Club officials, who’d boasted he “played like a Raven” when drafted, had written Elam out of their 2017 plans even before his arrest in February in Miami on charges of drug possession and reckless driving. His final numbers with the Ravens: 131 tackles and one interception in 41 games.
Elvis Grbac, Ravens, 2001-02
Having won the Super Bowl to end the 2000 season, the Ravens became the first champions to ditch their quarterback and greet a new one. So long, Trent Dilfer. Elvis is in the building.
“We really feel like we have an athlete that … has all the physical, mental and emotional tools to take over a Super Bowl-champion team,” Billick said of Grbac, a free agent with gaudy numbers. “That is not a position for the faint of heart.”

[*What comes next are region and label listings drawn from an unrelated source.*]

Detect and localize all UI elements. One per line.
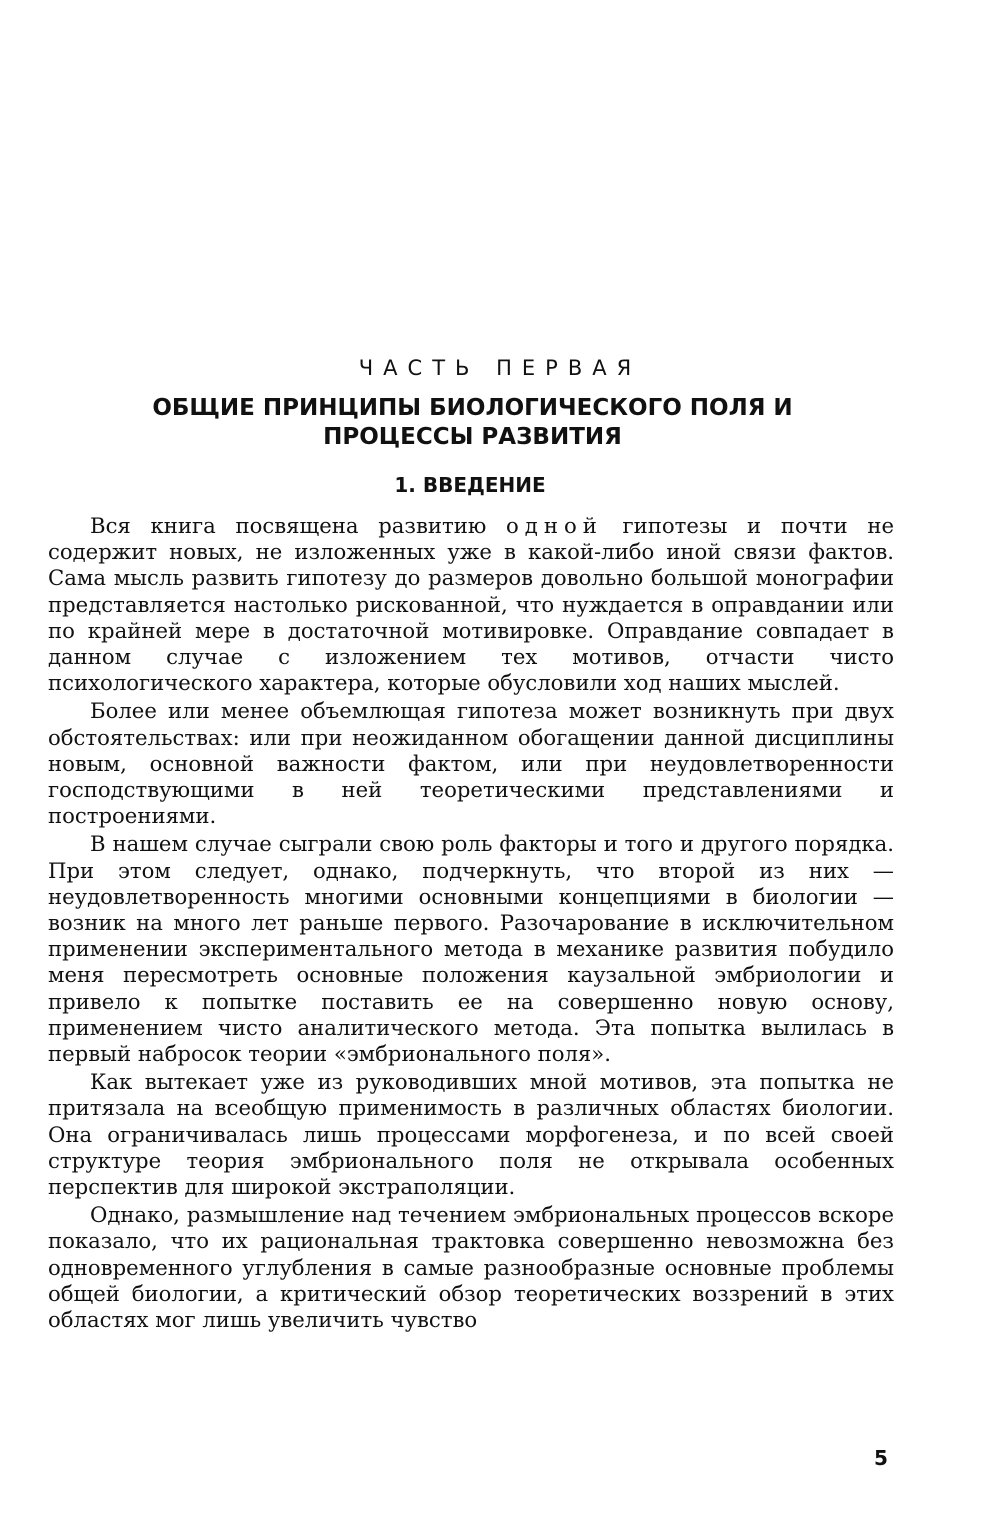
body-text bbox=[48, 513, 894, 1335]
page-number: 5 bbox=[874, 1446, 888, 1470]
emphasized-word: одной bbox=[506, 513, 603, 538]
paragraph-3: В нашем случае сыграли свою роль факторы и того и другого порядка. При этом следует, однако, подчеркнуть, что второй из них — неудовлетворенность многими основными концепциями в биологии — возник на много лет раньше первого. Разочарование в исключительном применении экспериментального метода в механике развития побудило меня пересмотреть основные положения каузальной эмбриологии и привело к попытке поставить ее на совершенно новую основу, применением чисто аналитического метода. Эта попытка вылилась в первый набросок теории «эмбрионального поля». bbox=[48, 831, 894, 1067]
paragraph-1 bbox=[48, 513, 894, 696]
paragraph-5: Однако, размышление над течением эмбриональных процессов вскоре показало, что их рациональная трактовка совершенно невозможна без одновременного углубления в самые разнообразные основные проблемы общей биологии, а критический обзор теоретических воззрений в этих областях мог лишь увеличить чувство bbox=[48, 1202, 894, 1333]
paragraph-2: Более или менее объемлющая гипотеза может возникнуть при двух обстоятельствах: или при неожиданном обогащении данной дисциплины новым, основной важности фактом, или при неудовлетворенности господствующими в ней теоретическими представлениями и построениями. bbox=[48, 698, 894, 829]
section-title: 1. ВВЕДЕНИЕ bbox=[394, 473, 546, 497]
paragraph-1-rest: гипотезы и почти не содержит новых, не изложенных уже в какой-либо иной связи фактов. Сама мысль развить гипотезу до размеров довольно большой монографии представляется настолько рискованной, что нуждается в оправдании или по крайней мере в достаточной мотивировке. Оправдание совпадает в данном случае с изложением тех мотивов, отчасти чисто психологического характера, которые обусловили ход наших мыслей. bbox=[48, 513, 894, 696]
part-label: ЧАСТЬ ПЕРВАЯ bbox=[358, 356, 642, 380]
paragraph-4: Как вытекает уже из руководивших мной мотивов, эта попытка не притязала на всеобщую применимость в различных областях биологии. Она ограничивалась лишь процессами морфогенеза, и по всей своей структуре теория эмбрионального поля не открывала особенных перспектив для широкой экстраполяции. bbox=[48, 1069, 894, 1200]
part-title: ОБЩИЕ ПРИНЦИПЫ БИОЛОГИЧЕСКОГО ПОЛЯ И ПРОЦЕССЫ РАЗВИТИЯ bbox=[152, 395, 793, 450]
paragraph-1-start: Вся книга посвящена развитию bbox=[90, 513, 507, 538]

What Baltimore got was a $30 million quarterback prone to bawling on the sidelines. Though he passed for more than 3,000 yards and led the Ravens to one playoff victory, Grbac caved at crucial times, made 26 turnovers and, unlike Dilfer, never garnered the respect of his teammates.
Jeered often, Grbac threw three interceptions in a playoff loss to the Pittsburgh Steelers and finished the season with a quarterback rating worse than that of his predecessor. Released when he refused to take a pay cut, Grbac retired abruptly at age 31.